Lady Gaga, recensione di Chromatica: un ritorno alle origini per la pop-star

Lady Gaga 2

Lady Gaga torna con Chromatica, un album dance-pop che incorpora elementi di EDM, house anni 90 e molti altri generi elettronici e vanta featuring con Elton John, Ariana Grande e BlackPink.

Lady Gaga torna con Chromatica, un album dance-pop, synth-pop ed electropop,che incorpora elementi di EDM, house anni 90 e molti altri generi elettronici e vanta featuring con Elton John, Ariana Grande e BlackPink. A livello di testi, affronta temi come la salute mentale, la depressione, la solitudine, la ricerca dell’amore attraverso le difficoltà e l’autostima; che contrastano con il suono positivo dell’album.

L‘intero concept dell’album celebra la gentilezza, le persone che ci ascoltano, è terapeutico, catartico e ci ricorda la bellezza che c’è nel dolore, la forza che possiamo trovare in noi stessi anche quando pensiamo di non averne più e che è possibile “danzare sotto la pioggia” e affrontare ogni sfida. Ancora una volta Gaga cambia stile e ci porta in una nuova era fatta di colori forti e voglia di ballare. La ritroviamo guerriera a capo di una delle tribù che popolano il pianeta Chromatica, animato da faide tra i vari clan (nel video di Stupid Love). Trova un equilibrio tra la sua vena melodica e quella avanguardista.
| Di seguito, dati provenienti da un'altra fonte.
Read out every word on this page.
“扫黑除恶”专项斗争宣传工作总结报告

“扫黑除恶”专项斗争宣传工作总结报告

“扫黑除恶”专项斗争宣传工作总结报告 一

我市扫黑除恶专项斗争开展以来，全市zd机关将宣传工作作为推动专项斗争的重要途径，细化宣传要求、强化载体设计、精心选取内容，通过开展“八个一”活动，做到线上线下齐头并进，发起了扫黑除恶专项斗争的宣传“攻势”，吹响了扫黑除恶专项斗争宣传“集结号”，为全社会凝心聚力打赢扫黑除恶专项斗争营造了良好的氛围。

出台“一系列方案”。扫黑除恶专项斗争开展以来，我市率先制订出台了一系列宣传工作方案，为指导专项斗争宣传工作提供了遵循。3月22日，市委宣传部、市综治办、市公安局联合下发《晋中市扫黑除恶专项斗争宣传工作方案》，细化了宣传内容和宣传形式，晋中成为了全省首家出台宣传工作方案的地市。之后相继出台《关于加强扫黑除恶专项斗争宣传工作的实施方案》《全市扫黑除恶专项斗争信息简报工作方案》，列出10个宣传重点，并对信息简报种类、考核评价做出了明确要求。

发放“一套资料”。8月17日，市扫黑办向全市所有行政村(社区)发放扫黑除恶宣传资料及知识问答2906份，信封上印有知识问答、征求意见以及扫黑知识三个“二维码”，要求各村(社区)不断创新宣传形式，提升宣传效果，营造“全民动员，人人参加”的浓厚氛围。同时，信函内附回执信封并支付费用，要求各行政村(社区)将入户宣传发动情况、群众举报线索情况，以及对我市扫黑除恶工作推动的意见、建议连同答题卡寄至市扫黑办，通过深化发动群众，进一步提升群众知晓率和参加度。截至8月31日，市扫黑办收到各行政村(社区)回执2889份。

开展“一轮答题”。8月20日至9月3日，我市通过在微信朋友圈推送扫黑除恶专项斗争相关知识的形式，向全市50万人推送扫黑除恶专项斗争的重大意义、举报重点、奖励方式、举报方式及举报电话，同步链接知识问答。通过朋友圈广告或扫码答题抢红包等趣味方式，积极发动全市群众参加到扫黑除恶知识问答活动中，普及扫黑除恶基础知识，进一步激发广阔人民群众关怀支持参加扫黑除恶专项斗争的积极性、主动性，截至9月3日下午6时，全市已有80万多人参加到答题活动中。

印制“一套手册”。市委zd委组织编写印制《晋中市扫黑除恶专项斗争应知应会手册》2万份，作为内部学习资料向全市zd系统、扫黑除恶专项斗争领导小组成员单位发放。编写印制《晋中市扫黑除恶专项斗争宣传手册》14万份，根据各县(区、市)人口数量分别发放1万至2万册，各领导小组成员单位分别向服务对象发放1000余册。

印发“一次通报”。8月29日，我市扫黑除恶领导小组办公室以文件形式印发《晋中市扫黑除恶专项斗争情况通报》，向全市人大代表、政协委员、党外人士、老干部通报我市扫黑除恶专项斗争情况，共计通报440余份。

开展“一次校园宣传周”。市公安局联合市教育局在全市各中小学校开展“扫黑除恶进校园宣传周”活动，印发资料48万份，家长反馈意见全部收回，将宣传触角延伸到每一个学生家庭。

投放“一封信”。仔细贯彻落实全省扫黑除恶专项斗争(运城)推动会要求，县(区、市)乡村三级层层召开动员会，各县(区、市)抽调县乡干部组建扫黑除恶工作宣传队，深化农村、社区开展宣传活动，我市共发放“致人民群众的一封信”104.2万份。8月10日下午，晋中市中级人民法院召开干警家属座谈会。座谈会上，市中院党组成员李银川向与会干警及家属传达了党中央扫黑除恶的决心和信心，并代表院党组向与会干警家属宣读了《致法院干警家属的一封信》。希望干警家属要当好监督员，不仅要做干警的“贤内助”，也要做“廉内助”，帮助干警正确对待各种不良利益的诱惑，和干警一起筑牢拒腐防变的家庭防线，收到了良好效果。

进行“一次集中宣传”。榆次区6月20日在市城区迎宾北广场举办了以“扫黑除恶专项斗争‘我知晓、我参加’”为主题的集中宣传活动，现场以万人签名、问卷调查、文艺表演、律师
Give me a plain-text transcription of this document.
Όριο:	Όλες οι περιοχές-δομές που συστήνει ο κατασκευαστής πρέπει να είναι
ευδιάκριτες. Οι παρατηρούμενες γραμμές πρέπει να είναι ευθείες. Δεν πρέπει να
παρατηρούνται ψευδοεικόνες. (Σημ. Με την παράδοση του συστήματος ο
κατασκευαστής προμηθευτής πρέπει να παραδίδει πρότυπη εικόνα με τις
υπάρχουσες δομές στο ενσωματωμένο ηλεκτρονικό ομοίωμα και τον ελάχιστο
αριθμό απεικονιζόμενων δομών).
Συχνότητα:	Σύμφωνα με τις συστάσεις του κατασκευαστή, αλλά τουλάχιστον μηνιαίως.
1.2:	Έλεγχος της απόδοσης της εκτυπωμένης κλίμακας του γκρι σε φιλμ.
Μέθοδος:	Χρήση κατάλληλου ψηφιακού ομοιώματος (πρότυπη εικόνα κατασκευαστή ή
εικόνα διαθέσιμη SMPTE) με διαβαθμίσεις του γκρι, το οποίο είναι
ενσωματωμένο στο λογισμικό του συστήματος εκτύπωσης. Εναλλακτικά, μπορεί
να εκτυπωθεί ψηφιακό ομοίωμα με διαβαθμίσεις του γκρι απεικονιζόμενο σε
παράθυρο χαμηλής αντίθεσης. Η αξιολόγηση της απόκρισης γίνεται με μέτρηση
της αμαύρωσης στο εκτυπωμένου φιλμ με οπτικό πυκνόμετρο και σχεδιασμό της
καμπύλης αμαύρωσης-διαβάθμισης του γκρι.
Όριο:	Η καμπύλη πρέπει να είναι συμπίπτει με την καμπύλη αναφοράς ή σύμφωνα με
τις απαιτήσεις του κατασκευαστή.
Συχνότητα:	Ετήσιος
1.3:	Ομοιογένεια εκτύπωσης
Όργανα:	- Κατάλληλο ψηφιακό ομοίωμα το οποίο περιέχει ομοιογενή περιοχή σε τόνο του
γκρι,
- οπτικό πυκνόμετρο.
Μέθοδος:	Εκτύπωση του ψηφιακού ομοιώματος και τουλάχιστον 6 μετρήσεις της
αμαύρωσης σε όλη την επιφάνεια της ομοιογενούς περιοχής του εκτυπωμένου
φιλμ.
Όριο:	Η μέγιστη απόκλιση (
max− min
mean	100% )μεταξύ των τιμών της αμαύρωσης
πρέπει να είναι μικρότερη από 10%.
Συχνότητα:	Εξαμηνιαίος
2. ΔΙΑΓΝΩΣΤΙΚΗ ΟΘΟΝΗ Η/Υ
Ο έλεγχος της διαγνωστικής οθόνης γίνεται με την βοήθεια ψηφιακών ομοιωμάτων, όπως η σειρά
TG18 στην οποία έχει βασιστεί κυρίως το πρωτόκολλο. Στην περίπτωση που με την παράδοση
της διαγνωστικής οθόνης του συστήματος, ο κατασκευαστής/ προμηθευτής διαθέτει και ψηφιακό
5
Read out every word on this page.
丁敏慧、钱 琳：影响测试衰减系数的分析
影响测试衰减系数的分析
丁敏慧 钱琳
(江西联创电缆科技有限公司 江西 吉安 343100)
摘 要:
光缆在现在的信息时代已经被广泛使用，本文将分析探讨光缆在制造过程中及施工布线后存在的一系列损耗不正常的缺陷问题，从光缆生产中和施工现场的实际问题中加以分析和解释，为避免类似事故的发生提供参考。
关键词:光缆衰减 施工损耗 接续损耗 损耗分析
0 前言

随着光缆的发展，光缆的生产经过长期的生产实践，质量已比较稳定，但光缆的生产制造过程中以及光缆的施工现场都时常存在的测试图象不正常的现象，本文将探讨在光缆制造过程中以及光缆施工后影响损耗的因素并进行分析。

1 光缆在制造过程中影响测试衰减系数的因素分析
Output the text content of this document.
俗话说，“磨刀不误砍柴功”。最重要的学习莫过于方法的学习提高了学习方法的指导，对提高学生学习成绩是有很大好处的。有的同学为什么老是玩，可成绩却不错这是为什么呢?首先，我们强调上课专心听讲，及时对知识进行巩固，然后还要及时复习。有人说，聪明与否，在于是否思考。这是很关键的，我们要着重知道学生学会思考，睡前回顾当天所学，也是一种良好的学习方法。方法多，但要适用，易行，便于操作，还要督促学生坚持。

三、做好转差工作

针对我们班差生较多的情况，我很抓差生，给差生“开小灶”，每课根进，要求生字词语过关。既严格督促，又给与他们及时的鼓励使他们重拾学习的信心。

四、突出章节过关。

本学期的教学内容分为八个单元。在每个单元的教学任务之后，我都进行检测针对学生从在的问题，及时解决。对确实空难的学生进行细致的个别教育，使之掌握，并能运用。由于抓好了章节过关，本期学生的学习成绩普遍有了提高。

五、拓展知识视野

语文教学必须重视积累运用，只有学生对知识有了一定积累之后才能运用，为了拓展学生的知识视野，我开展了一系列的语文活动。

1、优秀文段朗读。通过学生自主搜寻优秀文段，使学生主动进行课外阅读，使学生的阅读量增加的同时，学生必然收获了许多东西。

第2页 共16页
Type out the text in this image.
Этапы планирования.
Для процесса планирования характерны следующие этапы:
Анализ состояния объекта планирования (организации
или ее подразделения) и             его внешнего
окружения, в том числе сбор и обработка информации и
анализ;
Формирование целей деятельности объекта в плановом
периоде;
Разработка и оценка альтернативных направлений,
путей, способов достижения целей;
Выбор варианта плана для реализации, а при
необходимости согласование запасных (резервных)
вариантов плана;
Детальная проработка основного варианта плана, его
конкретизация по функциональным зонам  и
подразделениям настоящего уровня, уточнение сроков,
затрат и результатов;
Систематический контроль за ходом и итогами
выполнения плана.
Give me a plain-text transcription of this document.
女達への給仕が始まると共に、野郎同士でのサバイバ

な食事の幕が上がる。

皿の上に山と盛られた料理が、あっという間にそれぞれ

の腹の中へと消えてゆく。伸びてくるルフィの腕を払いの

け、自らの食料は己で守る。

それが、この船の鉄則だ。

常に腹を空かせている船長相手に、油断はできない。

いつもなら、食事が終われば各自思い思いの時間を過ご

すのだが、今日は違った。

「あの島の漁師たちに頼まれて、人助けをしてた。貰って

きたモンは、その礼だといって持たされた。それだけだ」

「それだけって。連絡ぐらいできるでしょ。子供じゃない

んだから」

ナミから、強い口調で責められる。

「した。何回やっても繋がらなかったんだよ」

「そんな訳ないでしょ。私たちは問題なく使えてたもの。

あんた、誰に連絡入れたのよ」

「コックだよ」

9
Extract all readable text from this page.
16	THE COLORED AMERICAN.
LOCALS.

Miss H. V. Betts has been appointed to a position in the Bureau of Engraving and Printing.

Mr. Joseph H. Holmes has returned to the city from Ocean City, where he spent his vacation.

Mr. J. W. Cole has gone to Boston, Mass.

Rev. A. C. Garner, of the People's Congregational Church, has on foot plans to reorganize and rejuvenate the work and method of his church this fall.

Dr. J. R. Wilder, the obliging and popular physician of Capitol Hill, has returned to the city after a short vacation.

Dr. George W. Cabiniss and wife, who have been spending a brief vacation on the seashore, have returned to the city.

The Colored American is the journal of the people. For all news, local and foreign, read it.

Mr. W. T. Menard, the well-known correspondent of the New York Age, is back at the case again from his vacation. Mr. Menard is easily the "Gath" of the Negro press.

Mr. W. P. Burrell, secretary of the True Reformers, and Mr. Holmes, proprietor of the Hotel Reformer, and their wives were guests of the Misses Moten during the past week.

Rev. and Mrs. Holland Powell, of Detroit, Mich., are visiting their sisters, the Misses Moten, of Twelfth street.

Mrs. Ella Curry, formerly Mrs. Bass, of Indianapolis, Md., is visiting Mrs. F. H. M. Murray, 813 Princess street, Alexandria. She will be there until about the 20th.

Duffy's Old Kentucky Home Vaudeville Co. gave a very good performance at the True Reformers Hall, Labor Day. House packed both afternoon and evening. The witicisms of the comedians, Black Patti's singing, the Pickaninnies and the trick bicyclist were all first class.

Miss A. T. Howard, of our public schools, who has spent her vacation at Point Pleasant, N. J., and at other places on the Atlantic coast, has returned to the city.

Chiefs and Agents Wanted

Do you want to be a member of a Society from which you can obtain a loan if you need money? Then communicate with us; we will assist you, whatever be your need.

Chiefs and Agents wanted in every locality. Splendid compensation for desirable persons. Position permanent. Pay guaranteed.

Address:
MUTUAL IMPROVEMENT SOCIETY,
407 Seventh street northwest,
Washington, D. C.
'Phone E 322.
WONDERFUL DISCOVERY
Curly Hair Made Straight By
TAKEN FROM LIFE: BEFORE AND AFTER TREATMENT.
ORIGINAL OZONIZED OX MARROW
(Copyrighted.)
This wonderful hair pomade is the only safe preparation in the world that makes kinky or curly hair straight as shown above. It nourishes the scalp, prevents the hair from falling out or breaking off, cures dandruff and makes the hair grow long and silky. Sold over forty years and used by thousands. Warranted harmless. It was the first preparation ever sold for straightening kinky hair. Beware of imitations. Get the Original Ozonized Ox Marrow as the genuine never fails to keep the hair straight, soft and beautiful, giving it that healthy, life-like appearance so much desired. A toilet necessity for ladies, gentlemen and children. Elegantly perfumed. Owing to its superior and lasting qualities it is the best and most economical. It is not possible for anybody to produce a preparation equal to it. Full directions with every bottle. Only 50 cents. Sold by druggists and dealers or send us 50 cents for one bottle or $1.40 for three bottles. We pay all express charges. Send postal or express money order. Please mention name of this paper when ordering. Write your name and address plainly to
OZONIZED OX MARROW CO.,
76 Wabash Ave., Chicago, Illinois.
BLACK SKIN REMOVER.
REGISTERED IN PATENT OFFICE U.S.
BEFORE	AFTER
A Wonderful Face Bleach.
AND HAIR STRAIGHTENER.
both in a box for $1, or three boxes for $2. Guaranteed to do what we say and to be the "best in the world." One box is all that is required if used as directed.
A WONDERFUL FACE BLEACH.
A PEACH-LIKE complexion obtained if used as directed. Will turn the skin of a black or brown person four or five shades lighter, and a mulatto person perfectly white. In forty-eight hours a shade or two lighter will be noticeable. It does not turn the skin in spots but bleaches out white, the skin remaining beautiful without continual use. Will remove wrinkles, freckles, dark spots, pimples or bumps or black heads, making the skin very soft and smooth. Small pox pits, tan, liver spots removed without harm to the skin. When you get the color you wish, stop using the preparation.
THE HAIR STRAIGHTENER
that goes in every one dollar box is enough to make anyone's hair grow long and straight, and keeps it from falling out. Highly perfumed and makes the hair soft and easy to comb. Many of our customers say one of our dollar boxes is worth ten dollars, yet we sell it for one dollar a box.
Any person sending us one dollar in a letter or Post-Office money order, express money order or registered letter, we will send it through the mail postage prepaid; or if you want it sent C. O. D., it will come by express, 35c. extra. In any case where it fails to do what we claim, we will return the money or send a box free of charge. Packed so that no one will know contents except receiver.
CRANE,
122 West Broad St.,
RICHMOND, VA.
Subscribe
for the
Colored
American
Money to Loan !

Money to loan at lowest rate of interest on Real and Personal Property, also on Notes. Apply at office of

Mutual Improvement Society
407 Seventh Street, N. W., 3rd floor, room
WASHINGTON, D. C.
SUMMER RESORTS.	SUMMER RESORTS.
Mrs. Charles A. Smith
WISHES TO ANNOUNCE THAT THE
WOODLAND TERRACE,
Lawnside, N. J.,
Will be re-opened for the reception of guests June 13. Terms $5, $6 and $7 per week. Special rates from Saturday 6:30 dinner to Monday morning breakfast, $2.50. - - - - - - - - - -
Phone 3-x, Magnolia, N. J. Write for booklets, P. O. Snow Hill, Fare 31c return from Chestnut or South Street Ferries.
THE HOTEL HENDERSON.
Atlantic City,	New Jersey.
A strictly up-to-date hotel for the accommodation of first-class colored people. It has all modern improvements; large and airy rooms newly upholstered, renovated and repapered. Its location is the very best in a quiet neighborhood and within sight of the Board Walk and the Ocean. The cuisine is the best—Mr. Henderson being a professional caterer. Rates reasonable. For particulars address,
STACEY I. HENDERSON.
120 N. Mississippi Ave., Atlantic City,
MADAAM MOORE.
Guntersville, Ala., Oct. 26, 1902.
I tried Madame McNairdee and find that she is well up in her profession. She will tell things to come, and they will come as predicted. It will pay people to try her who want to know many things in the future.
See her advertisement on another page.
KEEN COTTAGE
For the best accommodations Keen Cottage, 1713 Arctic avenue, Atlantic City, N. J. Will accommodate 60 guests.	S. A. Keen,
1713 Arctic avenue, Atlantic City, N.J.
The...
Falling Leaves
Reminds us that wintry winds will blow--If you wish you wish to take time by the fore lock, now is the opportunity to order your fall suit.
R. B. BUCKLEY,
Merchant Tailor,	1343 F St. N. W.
A un primo ascolto colpiscono Free Woman, quasi un inno femminista che ci presenta un modello di donna forte e indipendente, che non ha paura di dire ciò che vuole e combattere per ciò che vuole, e non ha bisogno di un uomo. Una donna consapevole del suo valore e di quello per cui ha lottato, e pronta a rivendicarlo e 1000 doves,  una richiesta di aiuto e un ringraziamento alle persone che ci sono vicine e che quando siamo spezzati ci ricordano che possiamo ancora tornare a volare, che ci danno quella spinta per tornare a combattere, che notano e apprezzano i nostri sforzi, non ci lasciano soli e ci sollevano un attimo prima di sprofondare, vedendoci realmente per quelli che siamo, anche nei nostri difetti e nei momenti di difficoltà, dandoci la certezza di potercela fare. Molto riuscito anche il duetto con Elton John in Sine from above, potenziale hit dei prossimi mesi, con il baronetto perfettamente a suo agio anche con una base dance.